3. Check for invalid values based on length constraints: This check ensure that a column's values meet specified length requirements.

Here, the check verifies that the username column contains values with a length between 5 and 15 character.

- invalid_count(username) = 0:
    valid min length: 5
    valid max length: 15
    name: Username should have a valid length
    attributes:
      category: Validity
      title: Username should be between 5 and 15 characters long

4. Check for invalid values based on numerical ranges: This check ensures that numerical columns have values within a specified range.

The following check ensures that the age column contains values between 18 and 65.

- invalid_count(age) = 0:
    valid min: 18
    valid max: 65
    name: Age should be within the valid range
    attributes:
      category: Validity
      title: Age should be between 18 and 65

5. Check for invalid values based on format and length constraints: It combines length constraint conditions for comprehensive checks.

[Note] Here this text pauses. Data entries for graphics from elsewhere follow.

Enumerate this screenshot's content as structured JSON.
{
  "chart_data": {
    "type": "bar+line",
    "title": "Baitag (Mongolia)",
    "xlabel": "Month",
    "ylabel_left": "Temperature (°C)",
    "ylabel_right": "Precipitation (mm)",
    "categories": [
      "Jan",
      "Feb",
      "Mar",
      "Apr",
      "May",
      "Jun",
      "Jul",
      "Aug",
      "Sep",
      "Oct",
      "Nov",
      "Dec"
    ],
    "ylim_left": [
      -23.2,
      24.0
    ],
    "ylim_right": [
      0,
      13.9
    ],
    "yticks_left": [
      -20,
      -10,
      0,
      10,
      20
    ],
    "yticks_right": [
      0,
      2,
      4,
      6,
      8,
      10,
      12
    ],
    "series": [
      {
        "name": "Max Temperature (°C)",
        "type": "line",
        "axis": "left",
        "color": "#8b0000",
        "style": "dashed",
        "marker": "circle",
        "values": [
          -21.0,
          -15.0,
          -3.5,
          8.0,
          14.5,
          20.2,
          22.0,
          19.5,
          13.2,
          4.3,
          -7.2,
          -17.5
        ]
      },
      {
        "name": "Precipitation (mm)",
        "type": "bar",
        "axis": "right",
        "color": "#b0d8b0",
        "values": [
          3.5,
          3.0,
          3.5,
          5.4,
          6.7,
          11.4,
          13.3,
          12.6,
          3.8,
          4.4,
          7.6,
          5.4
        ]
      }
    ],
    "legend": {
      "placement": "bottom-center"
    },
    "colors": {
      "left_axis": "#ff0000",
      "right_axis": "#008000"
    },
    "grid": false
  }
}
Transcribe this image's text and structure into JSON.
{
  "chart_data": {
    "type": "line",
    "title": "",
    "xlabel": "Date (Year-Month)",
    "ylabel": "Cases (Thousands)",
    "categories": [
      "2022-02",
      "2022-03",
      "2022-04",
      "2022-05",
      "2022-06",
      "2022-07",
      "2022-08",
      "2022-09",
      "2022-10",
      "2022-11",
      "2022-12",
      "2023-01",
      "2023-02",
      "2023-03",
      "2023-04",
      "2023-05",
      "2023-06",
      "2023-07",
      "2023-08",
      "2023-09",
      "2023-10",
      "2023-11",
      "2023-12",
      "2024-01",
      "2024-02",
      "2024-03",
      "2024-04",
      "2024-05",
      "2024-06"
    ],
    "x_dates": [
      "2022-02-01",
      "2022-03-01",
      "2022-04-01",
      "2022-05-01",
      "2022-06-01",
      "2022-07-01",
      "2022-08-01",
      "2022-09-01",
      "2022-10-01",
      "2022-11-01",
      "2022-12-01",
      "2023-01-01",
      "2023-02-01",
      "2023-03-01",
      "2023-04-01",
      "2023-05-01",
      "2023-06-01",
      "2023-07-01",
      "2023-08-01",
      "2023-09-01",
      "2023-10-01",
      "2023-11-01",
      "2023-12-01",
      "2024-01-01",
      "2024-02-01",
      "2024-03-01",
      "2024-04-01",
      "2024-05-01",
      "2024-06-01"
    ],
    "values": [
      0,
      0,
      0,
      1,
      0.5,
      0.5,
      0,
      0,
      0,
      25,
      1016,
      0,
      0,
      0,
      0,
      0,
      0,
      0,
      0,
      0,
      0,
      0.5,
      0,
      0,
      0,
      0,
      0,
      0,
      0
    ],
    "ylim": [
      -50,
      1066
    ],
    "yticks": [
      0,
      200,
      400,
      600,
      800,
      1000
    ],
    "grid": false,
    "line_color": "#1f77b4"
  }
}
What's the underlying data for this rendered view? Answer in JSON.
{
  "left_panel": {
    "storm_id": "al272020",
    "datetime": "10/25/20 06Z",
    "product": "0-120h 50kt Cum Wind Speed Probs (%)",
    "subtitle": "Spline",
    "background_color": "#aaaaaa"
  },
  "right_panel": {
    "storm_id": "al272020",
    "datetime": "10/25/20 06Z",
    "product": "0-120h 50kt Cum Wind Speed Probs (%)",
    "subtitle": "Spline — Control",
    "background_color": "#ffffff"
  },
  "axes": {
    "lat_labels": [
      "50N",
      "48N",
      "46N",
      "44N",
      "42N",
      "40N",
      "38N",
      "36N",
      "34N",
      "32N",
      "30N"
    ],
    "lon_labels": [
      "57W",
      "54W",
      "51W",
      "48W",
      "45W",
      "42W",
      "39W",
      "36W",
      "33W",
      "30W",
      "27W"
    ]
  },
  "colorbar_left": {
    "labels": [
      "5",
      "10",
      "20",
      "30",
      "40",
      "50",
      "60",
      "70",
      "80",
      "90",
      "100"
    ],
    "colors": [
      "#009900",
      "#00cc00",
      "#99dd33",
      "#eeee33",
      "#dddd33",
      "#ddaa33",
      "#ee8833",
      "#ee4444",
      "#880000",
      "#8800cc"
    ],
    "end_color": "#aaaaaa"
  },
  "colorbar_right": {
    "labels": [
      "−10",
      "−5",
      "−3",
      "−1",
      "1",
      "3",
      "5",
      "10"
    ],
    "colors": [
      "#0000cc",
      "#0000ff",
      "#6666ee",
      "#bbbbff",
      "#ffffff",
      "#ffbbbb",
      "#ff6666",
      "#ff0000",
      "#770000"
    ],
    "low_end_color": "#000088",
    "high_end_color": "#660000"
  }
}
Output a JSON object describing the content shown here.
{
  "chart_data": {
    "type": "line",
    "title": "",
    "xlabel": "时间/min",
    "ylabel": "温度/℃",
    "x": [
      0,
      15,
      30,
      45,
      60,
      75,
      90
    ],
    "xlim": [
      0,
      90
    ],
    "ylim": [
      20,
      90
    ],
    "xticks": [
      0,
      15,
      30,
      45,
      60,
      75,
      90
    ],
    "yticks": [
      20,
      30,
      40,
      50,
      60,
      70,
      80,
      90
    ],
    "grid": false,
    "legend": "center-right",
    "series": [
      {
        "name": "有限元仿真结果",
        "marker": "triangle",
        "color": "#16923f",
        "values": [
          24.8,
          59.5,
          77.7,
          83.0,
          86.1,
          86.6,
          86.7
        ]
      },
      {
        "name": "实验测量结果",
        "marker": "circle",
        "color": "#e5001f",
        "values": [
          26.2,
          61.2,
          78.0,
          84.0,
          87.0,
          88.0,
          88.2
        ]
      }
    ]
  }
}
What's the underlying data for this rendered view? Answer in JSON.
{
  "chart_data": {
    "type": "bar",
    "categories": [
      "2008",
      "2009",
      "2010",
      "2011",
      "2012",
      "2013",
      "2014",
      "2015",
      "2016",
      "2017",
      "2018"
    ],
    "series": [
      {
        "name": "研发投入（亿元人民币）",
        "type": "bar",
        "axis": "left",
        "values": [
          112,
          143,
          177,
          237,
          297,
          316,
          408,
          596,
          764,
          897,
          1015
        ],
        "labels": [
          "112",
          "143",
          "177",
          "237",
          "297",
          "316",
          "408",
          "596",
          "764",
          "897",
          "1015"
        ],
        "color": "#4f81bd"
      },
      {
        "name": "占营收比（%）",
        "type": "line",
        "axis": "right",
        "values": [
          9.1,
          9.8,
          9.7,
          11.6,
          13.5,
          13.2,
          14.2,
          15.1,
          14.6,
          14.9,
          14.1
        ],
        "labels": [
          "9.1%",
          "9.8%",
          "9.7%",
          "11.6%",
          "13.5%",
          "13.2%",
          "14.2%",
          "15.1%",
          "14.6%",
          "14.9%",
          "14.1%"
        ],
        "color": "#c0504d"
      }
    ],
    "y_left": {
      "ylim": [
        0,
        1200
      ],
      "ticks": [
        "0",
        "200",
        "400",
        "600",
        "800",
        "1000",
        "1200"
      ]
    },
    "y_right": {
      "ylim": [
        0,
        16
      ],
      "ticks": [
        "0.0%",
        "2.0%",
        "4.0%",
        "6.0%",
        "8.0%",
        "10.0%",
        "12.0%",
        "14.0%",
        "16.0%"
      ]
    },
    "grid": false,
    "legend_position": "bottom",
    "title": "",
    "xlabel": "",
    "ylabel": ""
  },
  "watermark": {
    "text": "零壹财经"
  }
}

The following check ensures that the product_code column matches the specified pattern and has a length of 8 characters.

- invalid_count(product_code) = 0:
    valid regex: '^[A-Z]{3}-\\d{4}$'
    valid min length: 8
    valid max length: 8
    name: Product code should have a valid format and length
    attributes:
      category: Validity
      title: Product code should match the pattern and have a length of 8 characters

Incorporating these validity checks into workflows enables proactive monitoring and maintenance of dataset correctness, ensuring compliance with organizational data quality standards.